KRACKs and ROCA security protocol vulnerabilities: routers at risk
WPA2 (Wi-Fi Protected Access II) was considered to be a secure Wi-Fi encryption suite for around 13 years. It became an industry and home standard. As recent history tells us, there is nothing 100% hack-proof.
Very recently a research group has detected a critical vulnerability in the WPA2 protocol called KRACKs (Key Reinstallation Attacks). It should be stressed that *most* of modern Wi-Fi networks are vulnerable to this attack.
How severe could it be? The vulnerability could be critical. Personal data such as credit card information, passwords or your activities online could be at risk.
“During our initial research, we discovered ourselves that Android, Linux, Apple, Windows, OpenBSD, MediaTek, Linksys, and others, are all affected by some variant of the attacks,” – notes Mathy Vanhoef, a researcher who discovered the vulnerability.
As the proof-of-concept demo below shows, various operating systems could be deceived to use a known (i.e., not secret) encryption key. That could be used to decrypt your internet traffic, including sensitive information. Although the fact that most of the sensitive data is transferred via a safe and encrypted HTTPS is soothing, there is plenty of information (especially coming from the IoT devices) that could be extracted from the unencrypted traffic.
Moreover, as demonstrated by the video, it is possible to use advanced techniques, tap into the HTTPS stream, and reveal encrypted data.
What could you do to protect your data?
- Do not connect to unsecured public wi-fi spots;
- Start using VPN if you haven’t got one already;
- Only visit secured websites (the link will start with HTTPS://);
- Check this list of affected vendors. Contact your vendor for specific information if your devices are vulnerable;
- Update the firmware of your router;
- Update your devices (including smartphones) as soon as the patches are released. Microsoft and Apple have already done it;
- Use strong wi-fi passwords and passphrases as an additional precaution after updating the firmware – this will not fix the vulnerability.
Read more about how the vulnerability was discovered here.
UPDATE: ROCA vulnerability, worse than KRACKs
Companies like Microsoft, Lenovo and Google, are warning their clients about a similar security vulnerability ROCA. It’s called worse than KRACKs and could impersonate an RSA key owner, decrypt data, inject malware or in other ways breach personal and financial data.
Mostly it’s related to the internet privacy. To understand this better, you need to know the fundamental principle of how you use the internet. You either get data transferred to you (i.e. when you visit a website), or you transfer your data (ie. when you send out a message on social media).
Usually, both of these transactions are cloaked by an additional layer of security, called Secure Socket Layer (SSL).
To put it simply, when using SSL, the data directed towards some recipient is encoded using recipient’s public key. Yes, this key is public and anyone could acquire it. However, if one wants to decode the message, he must possess a private key. It is the key that you want to keep secret.
These two keys are related: the public key could be derived from the private one, but not vice versa. This ensures security elegantly: your messages are scrambled-up and only you can decipher them.
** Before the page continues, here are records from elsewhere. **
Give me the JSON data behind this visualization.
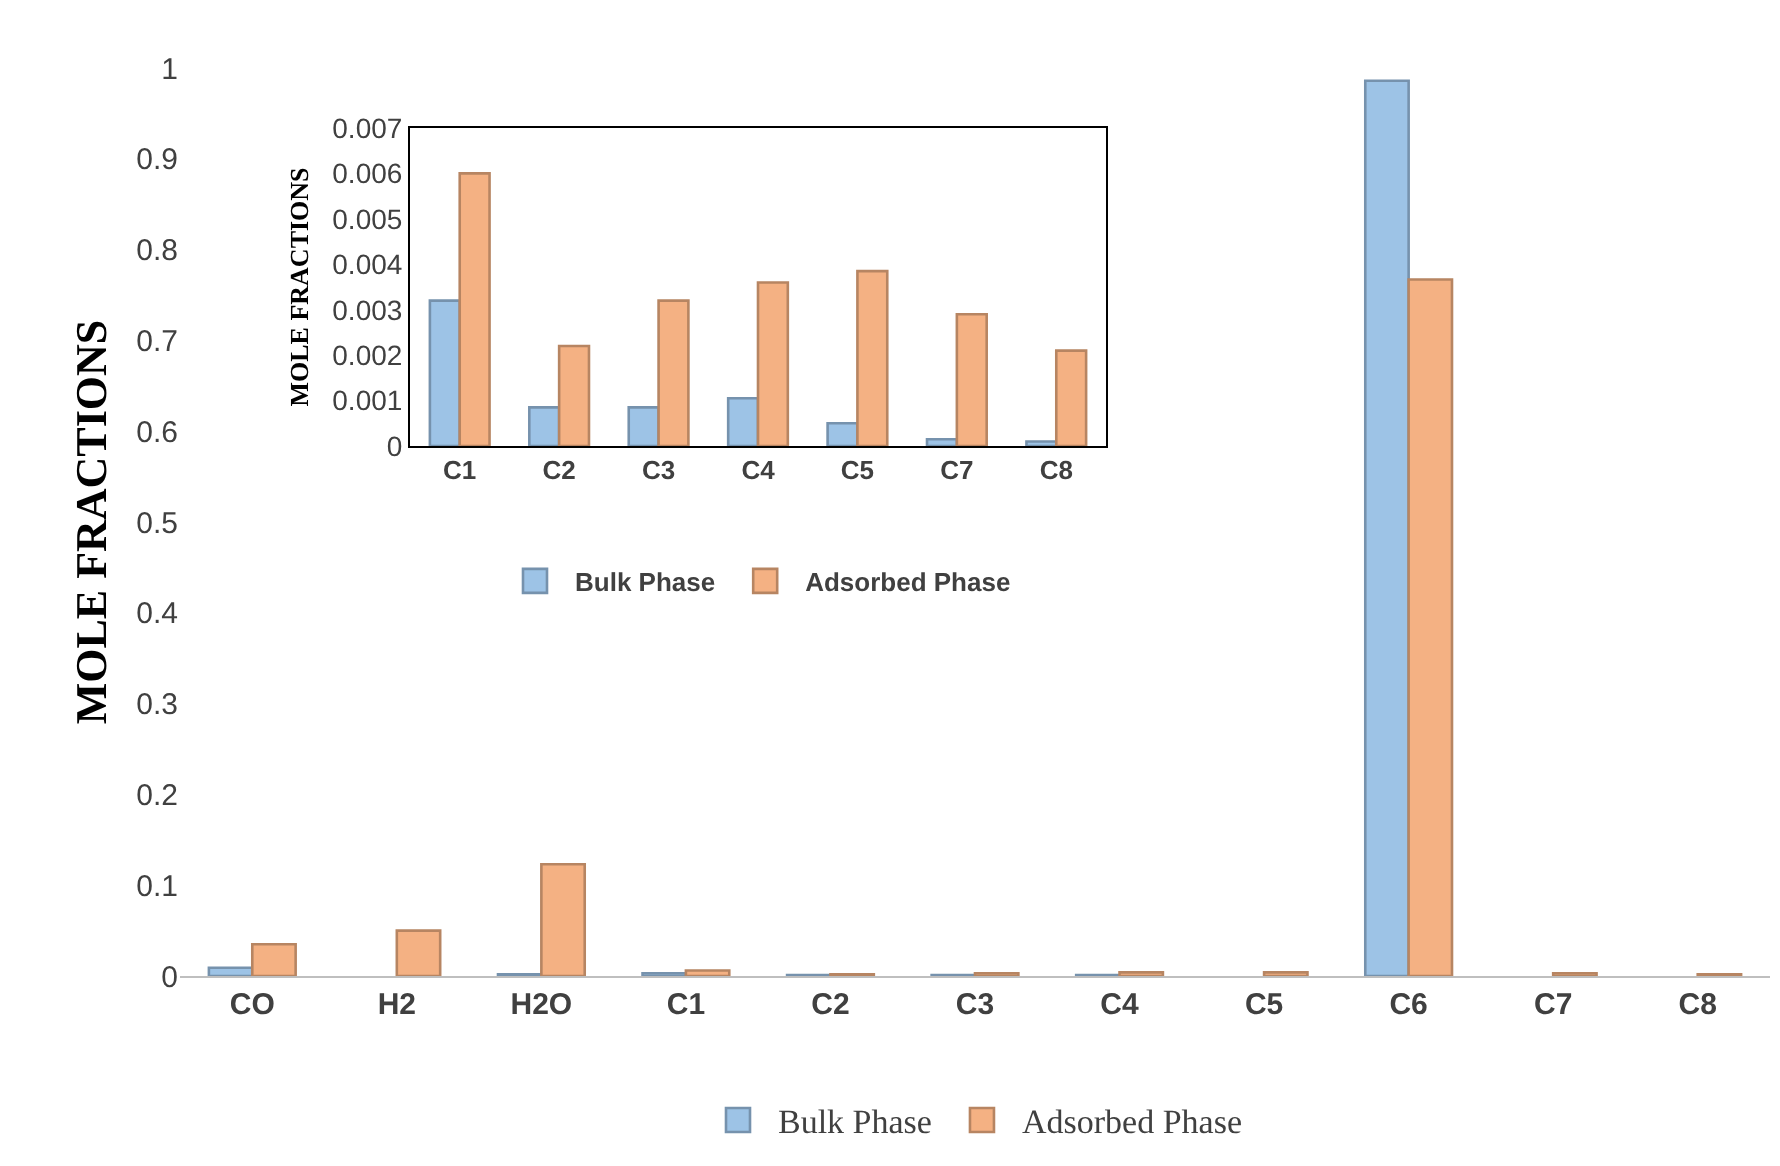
{
  "chart_data": [
    {
      "type": "bar",
      "ylabel": "MOLE FRACTIONS",
      "categories": [
        "CO",
        "H2",
        "H2O",
        "C1",
        "C2",
        "C3",
        "C4",
        "C5",
        "C6",
        "C7",
        "C8"
      ],
      "series": [
        {
          "name": "Bulk Phase",
          "color": "#9dc3e6",
          "values": [
            0.009,
            null,
            0.002,
            0.003,
            0.001,
            0.001,
            0.001,
            null,
            0.986,
            null,
            null
          ]
        },
        {
          "name": "Adsorbed Phase",
          "color": "#f4b183",
          "values": [
            0.035,
            0.05,
            0.123,
            0.006,
            0.002,
            0.003,
            0.004,
            0.004,
            0.767,
            0.003,
            0.002
          ]
        }
      ],
      "ylim": [
        0,
        1
      ],
      "yticks": [
        0,
        0.1,
        0.2,
        0.3,
        0.4,
        0.5,
        0.6,
        0.7,
        0.8,
        0.9,
        1
      ],
      "grid": false,
      "legend": "bottom"
    },
    {
      "type": "bar",
      "ylabel": "MOLE FRACTIONS",
      "categories": [
        "C1",
        "C2",
        "C3",
        "C4",
        "C5",
        "C7",
        "C8"
      ],
      "series": [
        {
          "name": "Bulk Phase",
          "color": "#9dc3e6",
          "values": [
            0.0032,
            0.00085,
            0.00085,
            0.00105,
            0.0005,
            0.00015,
            0.0001
          ]
        },
        {
          "name": "Adsorbed Phase",
          "color": "#f4b183",
          "values": [
            0.006,
            0.0022,
            0.0032,
            0.0036,
            0.00385,
            0.0029,
            0.0021
          ]
        }
      ],
      "ylim": [
        0,
        0.007
      ],
      "yticks": [
        0,
        0.001,
        0.002,
        0.003,
        0.004,
        0.005,
        0.006,
        0.007
      ],
      "grid": false,
      "legend": "bottom"
    }
  ]
}
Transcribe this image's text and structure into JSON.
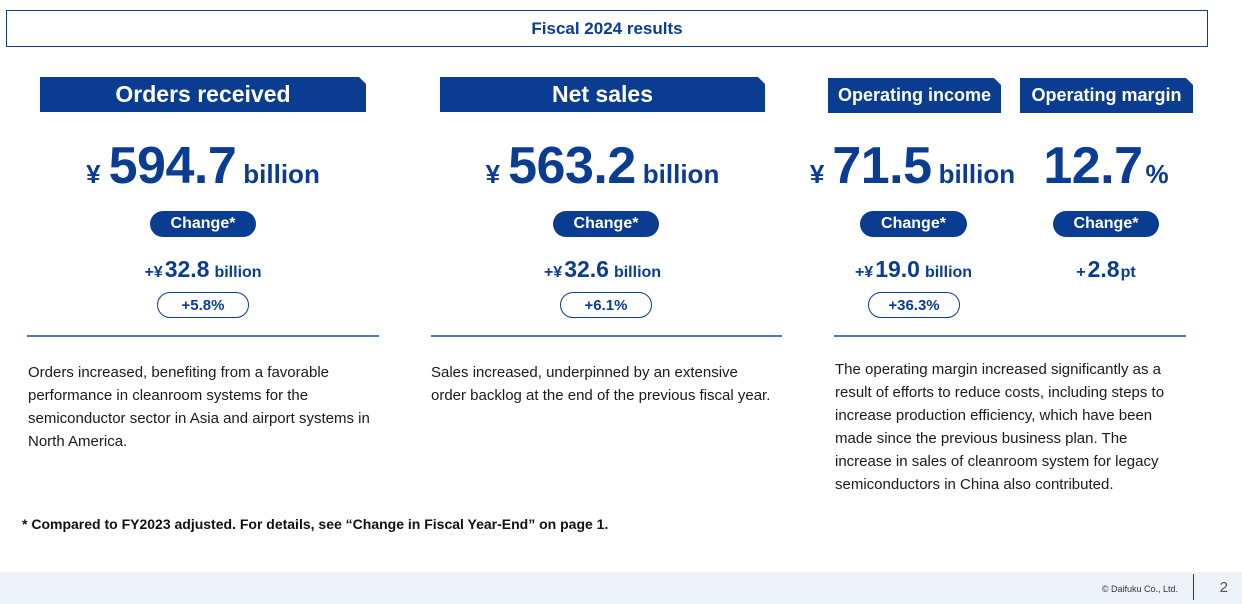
{
  "title": "Fiscal 2024 results",
  "columns": [
    {
      "heading": "Orders received",
      "currency": "¥",
      "value": "594.7",
      "unit": "billion",
      "change_label": "Change*",
      "delta_sign": "+¥",
      "delta_value": "32.8",
      "delta_unit": "billion",
      "delta_pct": "+5.8%",
      "description": "Orders increased, benefiting from a favorable performance in cleanroom systems for the semiconductor sector in Asia and airport systems in North America."
    },
    {
      "heading": "Net sales",
      "currency": "¥",
      "value": "563.2",
      "unit": "billion",
      "change_label": "Change*",
      "delta_sign": "+¥",
      "delta_value": "32.6",
      "delta_unit": "billion",
      "delta_pct": "+6.1%",
      "description": "Sales increased, underpinned by an extensive order backlog at the end of the previous fiscal year."
    },
    {
      "heading": "Operating income",
      "currency": "¥",
      "value": "71.5",
      "unit": "billion",
      "change_label": "Change*",
      "delta_sign": "+¥",
      "delta_value": "19.0",
      "delta_unit": "billion",
      "delta_pct": "+36.3%",
      "description": "The operating margin increased significantly as a result of efforts to reduce costs, including steps to increase production efficiency, which have been made since the previous business plan. The increase in sales of cleanroom system for legacy semiconductors in China also contributed."
    },
    {
      "heading": "Operating margin",
      "value": "12.7",
      "unit": "%",
      "change_label": "Change*",
      "delta_sign": "+",
      "delta_value": "2.8",
      "delta_unit": "pt"
    }
  ],
  "footnote": "* Compared to FY2023 adjusted. For details, see “Change in Fiscal Year-End” on page 1.",
  "footer": {
    "copyright": "© Daifuku Co., Ltd.",
    "page": "2"
  }
}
However, it was discovered, that private-public key pairs, generated by Infineon’s Trusted Platform Module, a microchip dedicated for cryptography, are not secure. It is possible to acquire the private key by having knowledge of the public key only.
This vulnerability would allow hackers to use public information to get the private key and decrypt the data that you want to communicate.
Meaning that instead of safely chatting or sending emails, you show your messages to anyone who has cracked the key. That is why this security vulnerability is way potentially way more problematic than the first one.
Also, this vulnerability can be used globally, all the way across the internet, while KRACKs has a local scope only. However, it should be noted that computing a standard private key would take ~100 days on a usual PC while cracking a secure key would take up to 150 years.
The companies that were possibly exposed to this vulnerability all say that they patched their products. Make sure to update your devices one more time.